I Samuel 24.2-6, 8-12, 16-19
 
26. Daniel militou certo
 
      “E disse o rei a Aspenaz, chefe dos seus eunucos, que trouxesse alguns dos filhos de Israel, e da linhagem real e dos príncipes, Jovens em quem não houvesse defeito algum, de boa aparência, e instruídos em toda a sabedoria, e doutos em ciência, e entendidos no conhecimento, e que tivessem habilidade para assistirem no palácio do rei, e que lhes ensinassem as letras e a língua dos caldeus. E o rei lhes determinou a porção diária, das iguarias do rei, e do vinho que ele bebia, e que assim fossem mantidos por três anos, para que no fim destes pudessem estar diante do rei. 
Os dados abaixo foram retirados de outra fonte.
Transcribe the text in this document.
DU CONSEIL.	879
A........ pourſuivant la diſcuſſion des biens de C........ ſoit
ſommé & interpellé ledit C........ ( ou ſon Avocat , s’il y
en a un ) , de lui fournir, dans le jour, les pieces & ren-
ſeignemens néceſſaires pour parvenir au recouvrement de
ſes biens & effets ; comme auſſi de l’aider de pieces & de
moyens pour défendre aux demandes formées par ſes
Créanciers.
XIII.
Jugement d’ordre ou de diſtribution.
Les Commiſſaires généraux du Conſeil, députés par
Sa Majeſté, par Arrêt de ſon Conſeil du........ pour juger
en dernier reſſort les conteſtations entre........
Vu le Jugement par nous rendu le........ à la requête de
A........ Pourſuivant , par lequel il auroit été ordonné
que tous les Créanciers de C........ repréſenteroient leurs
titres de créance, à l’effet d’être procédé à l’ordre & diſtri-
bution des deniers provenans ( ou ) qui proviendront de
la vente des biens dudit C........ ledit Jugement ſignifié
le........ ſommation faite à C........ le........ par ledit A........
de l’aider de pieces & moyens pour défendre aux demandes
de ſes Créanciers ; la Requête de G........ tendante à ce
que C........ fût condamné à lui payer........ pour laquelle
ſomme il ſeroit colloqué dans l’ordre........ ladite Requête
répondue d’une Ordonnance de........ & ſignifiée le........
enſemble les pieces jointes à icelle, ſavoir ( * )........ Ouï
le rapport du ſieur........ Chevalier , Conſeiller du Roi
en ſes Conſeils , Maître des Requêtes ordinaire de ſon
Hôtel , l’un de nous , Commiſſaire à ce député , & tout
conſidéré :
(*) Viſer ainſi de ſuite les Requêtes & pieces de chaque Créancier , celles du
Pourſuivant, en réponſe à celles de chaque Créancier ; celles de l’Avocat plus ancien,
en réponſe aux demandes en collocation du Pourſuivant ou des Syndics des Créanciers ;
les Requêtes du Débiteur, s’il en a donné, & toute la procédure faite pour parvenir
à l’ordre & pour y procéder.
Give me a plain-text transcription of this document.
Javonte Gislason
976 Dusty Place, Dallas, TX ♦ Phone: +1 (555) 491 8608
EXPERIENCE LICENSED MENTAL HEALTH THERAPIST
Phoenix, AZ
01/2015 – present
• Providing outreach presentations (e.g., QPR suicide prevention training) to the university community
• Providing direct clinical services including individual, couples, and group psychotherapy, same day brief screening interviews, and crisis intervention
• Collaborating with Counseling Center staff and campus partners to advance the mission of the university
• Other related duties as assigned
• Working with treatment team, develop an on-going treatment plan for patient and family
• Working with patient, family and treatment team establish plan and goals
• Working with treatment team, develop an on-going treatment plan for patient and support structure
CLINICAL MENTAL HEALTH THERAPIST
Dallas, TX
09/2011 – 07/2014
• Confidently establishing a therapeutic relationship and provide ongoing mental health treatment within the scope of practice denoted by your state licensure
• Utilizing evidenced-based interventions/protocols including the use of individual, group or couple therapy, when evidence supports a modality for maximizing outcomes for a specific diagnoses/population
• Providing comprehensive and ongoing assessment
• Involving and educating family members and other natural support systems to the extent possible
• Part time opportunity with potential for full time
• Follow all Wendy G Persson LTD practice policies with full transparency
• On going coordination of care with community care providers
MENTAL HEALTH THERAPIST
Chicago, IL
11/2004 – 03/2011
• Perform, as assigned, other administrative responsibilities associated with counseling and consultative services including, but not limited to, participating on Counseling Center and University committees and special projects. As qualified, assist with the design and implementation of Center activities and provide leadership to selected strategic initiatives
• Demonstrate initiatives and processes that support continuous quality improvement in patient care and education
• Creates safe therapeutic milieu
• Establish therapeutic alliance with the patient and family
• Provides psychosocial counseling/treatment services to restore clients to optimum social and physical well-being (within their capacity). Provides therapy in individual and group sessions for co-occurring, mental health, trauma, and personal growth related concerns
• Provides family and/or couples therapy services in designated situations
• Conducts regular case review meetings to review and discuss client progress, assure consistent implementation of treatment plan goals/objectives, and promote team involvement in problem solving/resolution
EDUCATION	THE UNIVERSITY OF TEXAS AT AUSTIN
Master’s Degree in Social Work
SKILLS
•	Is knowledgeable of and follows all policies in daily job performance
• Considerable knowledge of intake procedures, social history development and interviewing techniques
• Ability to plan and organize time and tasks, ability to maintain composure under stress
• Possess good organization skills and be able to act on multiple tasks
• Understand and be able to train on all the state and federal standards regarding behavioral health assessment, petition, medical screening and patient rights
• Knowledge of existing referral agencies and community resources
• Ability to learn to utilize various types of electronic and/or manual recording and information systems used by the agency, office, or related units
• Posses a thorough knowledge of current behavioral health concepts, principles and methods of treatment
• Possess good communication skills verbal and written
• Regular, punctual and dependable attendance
      E entre eles se achavam, dos filhos de Judá, Daniel, Hananias, Misael e Azarias; E o chefe dos eunucos lhes pós outros nomes, a saber: a Daniel pós o de Beltessazar, e a Hananias o de Sadraque, e a Misael o de Mesaque, e a Azarias o de Abednego. E Daniel propôs no seu coração não se contaminar com a porção das iguarias do rei, nem com o vinho que ele bebia; portanto pediu ao chefe dos eunucos que lhe permitisse não se contaminar. Ora, Deus fez com que Daniel achasse graça e misericórdia diante do chefe dos eunucos.” 
Daniel 1.3-9

      Daniel foi o homem certo, ainda que num lugar errado, mas que sempre achava o tempo certo para militar não por ele, e mais até que por seu povo, mas por Deus. Daniel pode representar o arquétipo da militância mais coerente do cristão com o momento histórico atual, por ele entendemos que certas coisas no mundo externo não vão mudar, e nem precisam, não mais, o que deve ser transformado é o homem interior do ser humano. Daniel era acima de tudo um servo de Deus, não de militâncias, e se quisesse militar teria razões bem fortes para isso, por seu povo que estava sendo escravizado. Mas ele mantinha os olhos onde Deus queria que ele os mantivesse naquele momento, no futuro, por isso não sofria mais que o necessário, não lutava em guerras inúteis e era cuidado por Deus de forma especial. Segue texto extraído da reflexão “Três justos” aqui do blog, que avalia três personagens bíblicos em tempos internos diferentes.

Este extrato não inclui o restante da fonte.